Tôru había estado esperando la pregunta.

—Imagina que fui yo. ¿Qué harías?

—Nada en absoluto. Lo único en consecuencia es que has hallado un medio de abrirte camino en la vida. Hemos de describirlo como un camino oscuro, sin dulzura alguna.

Tôru se sintió afrentado en su dignidad.

—No quiero que nadie me crea dulce.

—Pero tú te mostrabas muy dulce mientras todo marchaba.

—Hacía lo que querías que hiciera, me imagino.

—Sí.

Tôru se estremeció cuando el anciano mostró sus dientes al viento marino. Habían llegado a un punto de acuerdo y aquello llevó a Tôru pensamientos homicidas. Podía haberlos trocado en realidad empujando a Honda; pero temió que Honda fuese incluso consciente de aquel impulso. Lo abandonó. Tener que vivir era más negro que la más inhóspita negrura. Tener que ver cada día a un hombre que se esforzaba por comprender y comprendía lo que había de más profundo dentro de él.

Poco más era lo que podían decirse. Después de dar la vuelta al edificio del terminal, permanecieron cierto tiempo observando al barco filipino en el extremo opuesto.

Directamente frente a ellos había un portalón que conducía a los camarotes de la tripulación. Podían ver el desgarrado linóleo que brillaba turbiamente y junto a una esquina la barandilla de hierro de una escalera que descendía. El corredor breve y vacío de lo cotidiano, de la vida humana paralizada, nunca por un momento lejos de seres humanos, por remoto que fuese el mar en que se hallara. En el gran barco blanco de pasajeros, aquel lugar era el equivalente del oscuro y deslucido pasillo en la tarde de cada casa. Y también en una casa vasta y despoblada en la que sólo vivían un anciano y un muchacho.

Honda se inclinó. Tôru acababa de hacer un gesto violento. Honda captó la palabra «Agenda» en el bloc que Tôru extrajo de su cartera. Lo lanzó más allá de la popa del barco filipino.

—¿Qué estás haciendo?

—Son notas que ya no necesito. Apuntes.

—Te multarán si te ven.

Pero no había nadie en el muelle y en el barco sólo un marinero filipino que miró sorprendido al mar. Por un instante el bloc de tapas de caucho flotó en el agua y luego se hundió.
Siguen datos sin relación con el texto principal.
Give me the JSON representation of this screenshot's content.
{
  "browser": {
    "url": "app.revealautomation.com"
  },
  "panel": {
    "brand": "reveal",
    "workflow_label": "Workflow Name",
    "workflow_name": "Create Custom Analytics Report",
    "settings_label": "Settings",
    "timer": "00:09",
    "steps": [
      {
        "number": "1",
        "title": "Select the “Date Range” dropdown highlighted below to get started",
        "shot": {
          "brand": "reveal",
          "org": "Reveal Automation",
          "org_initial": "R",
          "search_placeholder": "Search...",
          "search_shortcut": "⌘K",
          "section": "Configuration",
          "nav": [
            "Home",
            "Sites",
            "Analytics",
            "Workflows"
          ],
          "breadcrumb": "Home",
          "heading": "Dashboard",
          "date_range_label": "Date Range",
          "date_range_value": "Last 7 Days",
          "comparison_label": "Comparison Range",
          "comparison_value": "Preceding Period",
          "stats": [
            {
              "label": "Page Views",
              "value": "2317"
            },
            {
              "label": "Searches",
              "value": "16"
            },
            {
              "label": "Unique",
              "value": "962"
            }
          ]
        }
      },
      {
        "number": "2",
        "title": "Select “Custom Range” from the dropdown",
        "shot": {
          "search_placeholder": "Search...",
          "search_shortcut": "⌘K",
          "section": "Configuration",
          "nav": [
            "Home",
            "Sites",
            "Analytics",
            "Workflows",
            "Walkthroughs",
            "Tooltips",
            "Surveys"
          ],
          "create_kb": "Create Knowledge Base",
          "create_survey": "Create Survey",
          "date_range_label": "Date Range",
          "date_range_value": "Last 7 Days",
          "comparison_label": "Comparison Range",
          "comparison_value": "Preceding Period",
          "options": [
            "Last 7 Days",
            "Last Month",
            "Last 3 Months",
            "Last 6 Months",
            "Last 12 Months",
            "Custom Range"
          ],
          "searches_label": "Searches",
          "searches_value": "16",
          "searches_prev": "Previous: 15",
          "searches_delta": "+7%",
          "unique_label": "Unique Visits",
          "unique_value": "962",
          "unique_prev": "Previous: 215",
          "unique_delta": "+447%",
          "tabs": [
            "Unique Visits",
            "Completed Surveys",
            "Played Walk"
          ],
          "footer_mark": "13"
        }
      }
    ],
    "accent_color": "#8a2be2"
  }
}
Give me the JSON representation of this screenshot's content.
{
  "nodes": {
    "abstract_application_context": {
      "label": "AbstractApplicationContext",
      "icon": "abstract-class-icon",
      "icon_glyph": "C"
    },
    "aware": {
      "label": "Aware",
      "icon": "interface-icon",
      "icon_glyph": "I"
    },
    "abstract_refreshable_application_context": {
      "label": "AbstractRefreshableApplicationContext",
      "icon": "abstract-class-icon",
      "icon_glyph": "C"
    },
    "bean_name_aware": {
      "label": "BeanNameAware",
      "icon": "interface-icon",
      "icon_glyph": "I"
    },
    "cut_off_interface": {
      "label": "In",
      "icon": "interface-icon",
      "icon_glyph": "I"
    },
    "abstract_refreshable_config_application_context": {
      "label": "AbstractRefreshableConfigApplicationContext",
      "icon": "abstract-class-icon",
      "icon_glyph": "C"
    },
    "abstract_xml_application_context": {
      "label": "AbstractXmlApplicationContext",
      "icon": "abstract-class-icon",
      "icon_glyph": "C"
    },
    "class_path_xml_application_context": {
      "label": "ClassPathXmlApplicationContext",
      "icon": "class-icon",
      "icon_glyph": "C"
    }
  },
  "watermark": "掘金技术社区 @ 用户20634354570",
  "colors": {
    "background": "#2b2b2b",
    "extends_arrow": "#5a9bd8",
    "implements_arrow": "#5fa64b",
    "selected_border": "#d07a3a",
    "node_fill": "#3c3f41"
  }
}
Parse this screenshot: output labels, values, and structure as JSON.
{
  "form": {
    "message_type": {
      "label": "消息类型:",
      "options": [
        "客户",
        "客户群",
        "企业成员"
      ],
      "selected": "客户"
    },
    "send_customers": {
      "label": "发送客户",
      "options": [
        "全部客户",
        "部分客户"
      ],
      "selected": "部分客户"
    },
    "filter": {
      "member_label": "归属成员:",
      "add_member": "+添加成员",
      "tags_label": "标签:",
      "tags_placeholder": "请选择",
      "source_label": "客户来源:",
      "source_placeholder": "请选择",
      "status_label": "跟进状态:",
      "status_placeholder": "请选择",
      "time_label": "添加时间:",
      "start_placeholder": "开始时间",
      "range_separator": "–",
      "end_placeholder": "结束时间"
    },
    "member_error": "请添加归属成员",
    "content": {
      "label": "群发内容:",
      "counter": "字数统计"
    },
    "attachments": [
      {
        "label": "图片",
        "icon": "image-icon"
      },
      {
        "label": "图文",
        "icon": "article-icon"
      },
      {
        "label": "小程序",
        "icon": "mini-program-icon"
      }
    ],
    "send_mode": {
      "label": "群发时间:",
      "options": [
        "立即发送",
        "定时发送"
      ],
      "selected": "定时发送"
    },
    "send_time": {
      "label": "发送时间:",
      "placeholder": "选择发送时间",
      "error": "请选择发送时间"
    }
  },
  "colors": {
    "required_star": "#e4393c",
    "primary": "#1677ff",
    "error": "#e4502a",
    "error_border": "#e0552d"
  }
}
Un remolcador con mástiles del color de una espinosa langosta a la parrilla acercaba al muelle a un blanco navío soviético con una estrella roja en la proa y el nombre Khabarovsk en letras doradas. Junto a la barandilla se agolparon los que esperaban con los cabellos revueltos por el viento. Algunos se pusieron de puntillas. Sobre los hombros de adultos los niños estaban ya gritando y manoteando.